Berita Semarang
Cerita Kampung Tiber Semarang Selama Dasawarsa Kelola Sampah Mampu Beli CCTV sampai Piknik Bareng
Warga di RT 3 RW 5 Kampung Tiber, Sarirejo, Semarang Timur, cukup kreatif dalam upaya pemenuhan kebutuhan lingkungan.
Penulis: iwan Arifianto | Editor: rival al manaf
TRIBUNJATENG.COM,SEMARANG - Warga di RT 3 RW 5 Kampung Tiber, Sarirejo, Semarang Timur, cukup kreatif dalam upaya pemenuhan kebutuhan lingkungan.

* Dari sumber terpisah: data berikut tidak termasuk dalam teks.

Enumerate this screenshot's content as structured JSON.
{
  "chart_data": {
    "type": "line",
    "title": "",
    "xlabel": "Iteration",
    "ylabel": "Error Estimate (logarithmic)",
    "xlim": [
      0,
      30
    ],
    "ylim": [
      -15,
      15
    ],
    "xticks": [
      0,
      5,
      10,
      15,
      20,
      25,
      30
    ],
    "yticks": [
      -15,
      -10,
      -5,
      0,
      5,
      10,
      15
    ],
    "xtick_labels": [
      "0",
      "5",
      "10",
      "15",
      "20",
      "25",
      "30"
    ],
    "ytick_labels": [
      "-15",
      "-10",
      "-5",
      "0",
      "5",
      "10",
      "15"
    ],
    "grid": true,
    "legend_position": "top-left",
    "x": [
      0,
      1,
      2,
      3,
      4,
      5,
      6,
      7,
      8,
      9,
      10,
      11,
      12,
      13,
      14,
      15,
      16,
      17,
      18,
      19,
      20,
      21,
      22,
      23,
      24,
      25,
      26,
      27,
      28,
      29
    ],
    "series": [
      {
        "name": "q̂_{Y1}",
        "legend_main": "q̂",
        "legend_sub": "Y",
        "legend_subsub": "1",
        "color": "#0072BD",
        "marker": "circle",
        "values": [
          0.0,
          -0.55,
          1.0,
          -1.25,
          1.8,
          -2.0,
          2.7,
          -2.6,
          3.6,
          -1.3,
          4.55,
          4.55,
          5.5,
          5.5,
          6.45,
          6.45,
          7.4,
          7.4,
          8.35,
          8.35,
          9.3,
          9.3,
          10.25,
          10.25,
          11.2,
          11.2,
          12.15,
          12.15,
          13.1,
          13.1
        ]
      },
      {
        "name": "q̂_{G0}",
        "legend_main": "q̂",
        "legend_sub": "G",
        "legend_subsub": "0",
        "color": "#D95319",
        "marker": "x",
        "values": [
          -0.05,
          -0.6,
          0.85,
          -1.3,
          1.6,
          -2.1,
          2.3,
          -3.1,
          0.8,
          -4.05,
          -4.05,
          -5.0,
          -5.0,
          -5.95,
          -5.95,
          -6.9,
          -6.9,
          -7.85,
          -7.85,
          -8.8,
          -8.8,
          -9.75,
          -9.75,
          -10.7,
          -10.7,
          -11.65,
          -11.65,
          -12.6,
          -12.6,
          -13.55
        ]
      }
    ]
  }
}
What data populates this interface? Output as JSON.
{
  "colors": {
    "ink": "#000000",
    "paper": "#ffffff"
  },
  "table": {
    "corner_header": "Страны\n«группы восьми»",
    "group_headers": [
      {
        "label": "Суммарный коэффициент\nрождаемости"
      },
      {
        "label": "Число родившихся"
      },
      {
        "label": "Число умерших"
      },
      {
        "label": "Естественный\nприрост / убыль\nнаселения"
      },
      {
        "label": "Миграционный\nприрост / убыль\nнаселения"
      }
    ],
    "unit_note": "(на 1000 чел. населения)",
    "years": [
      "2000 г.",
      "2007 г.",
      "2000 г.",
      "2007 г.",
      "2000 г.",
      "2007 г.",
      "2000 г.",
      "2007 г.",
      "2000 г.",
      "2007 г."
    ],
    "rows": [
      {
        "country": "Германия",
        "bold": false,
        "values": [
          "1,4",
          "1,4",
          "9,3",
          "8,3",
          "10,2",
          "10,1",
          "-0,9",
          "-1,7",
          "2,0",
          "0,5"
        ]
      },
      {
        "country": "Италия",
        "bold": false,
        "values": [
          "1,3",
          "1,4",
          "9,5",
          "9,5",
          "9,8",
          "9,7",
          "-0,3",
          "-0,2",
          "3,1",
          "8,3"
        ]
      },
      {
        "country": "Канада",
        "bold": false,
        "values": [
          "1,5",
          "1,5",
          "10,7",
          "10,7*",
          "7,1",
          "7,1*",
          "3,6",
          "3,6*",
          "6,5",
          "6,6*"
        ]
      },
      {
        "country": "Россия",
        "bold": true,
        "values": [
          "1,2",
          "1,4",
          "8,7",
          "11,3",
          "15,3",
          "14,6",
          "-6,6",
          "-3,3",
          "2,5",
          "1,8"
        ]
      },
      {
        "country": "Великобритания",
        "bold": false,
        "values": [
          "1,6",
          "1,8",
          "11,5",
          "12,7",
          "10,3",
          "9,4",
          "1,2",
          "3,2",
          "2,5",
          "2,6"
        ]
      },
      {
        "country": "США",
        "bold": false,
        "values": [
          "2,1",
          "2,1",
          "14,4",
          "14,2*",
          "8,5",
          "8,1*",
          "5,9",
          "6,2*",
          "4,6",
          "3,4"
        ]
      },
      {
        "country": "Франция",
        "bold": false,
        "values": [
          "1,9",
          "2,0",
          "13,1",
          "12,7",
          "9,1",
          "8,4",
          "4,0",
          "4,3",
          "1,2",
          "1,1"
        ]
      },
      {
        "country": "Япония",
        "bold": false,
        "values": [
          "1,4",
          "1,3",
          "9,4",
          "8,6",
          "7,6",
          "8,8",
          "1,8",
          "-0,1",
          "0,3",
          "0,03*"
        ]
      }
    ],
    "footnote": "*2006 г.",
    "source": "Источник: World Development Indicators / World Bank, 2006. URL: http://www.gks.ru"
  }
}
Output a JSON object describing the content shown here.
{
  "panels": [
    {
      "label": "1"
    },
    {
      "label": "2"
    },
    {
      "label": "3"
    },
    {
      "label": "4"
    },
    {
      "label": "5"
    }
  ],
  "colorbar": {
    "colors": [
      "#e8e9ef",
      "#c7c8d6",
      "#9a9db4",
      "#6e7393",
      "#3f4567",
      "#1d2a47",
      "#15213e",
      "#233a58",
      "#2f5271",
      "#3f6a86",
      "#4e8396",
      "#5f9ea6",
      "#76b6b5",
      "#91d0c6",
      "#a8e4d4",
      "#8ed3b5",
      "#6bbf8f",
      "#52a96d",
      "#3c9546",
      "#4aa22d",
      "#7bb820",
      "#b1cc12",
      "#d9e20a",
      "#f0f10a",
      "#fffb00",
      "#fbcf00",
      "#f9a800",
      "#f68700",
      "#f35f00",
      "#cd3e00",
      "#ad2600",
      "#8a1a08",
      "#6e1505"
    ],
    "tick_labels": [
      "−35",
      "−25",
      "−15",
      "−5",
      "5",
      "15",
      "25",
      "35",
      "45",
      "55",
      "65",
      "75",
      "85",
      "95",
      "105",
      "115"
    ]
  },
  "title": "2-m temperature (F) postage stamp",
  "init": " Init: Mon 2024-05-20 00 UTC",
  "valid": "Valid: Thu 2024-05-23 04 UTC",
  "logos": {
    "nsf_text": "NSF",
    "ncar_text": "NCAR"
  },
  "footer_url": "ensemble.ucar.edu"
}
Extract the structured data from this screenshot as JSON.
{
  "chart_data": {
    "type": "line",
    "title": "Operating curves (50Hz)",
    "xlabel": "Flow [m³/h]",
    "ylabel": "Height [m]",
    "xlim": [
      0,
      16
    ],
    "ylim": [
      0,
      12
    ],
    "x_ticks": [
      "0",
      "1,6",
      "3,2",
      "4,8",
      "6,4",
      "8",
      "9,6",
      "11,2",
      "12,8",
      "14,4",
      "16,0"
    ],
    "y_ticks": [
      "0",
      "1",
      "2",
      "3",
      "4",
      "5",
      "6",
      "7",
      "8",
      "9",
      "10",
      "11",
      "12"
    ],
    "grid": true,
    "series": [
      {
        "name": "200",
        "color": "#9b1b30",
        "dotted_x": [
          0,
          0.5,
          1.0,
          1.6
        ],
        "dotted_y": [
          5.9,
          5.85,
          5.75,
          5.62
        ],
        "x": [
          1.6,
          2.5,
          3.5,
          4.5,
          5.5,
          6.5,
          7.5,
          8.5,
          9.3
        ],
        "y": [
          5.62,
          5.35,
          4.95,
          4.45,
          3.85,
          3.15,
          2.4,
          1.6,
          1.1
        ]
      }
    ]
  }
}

Mereka mengelola sampah di bank sampah Berkah 03 untuk memenuhi kegiatan kampung seperti untuk pembelian kamera CCTV, portal Kampung, dan kegiatan lainnya.
"Iya betul, kegiatan kampung kami uangnya dari sampah, kami beli lima CCTV, portal, hingga piknik bareng uangnya dari sampah," papar Wakil Ketua bank sampah Berkah 03 Kampung Tiber, Sultoni (50) kepada Tribunjateng.com, Sabtu (19/11/2022).
Bank sampah Berkah 03 Kampung Tiber sudah aktif sejak 2012. Namun, baru terdaftar di Dinas Lingkungan Hidup (DLH) Kota Semarang mulai tahun 2020.
"Kami inisiatif sendiri, sebelum Pemkot menggalakkan bank sampah kami sudah dari dulu, inisiatif kami sebagai upaya menopang kebutuhan RT, tidak ada tujuan lain, apalagi untuk lomba," ujarnya.
Pria yang juga Ketua Paguyuban Bapak-bapak Kampung Tiber itu menjelaskan, inisiatif warga untuk membentuk bank sampah dimulai dari kesadaran warga berasal dari tidak adanya sumber dana kegiatan warga.
Kendati berlokasi di dekat jalan Mataram yang menjadi salah satu simpul ekonomi di Kota Semarang tidak serta merta warga kampung tiber bebas mengajukan proposal untuk kebutuhan kegiatan warga.
Sebab, letak kampung mereka yang persis berada di tengah-tengah sehingga kegiatan pengajuan proposal sudah dilakukan RT wilayah lain.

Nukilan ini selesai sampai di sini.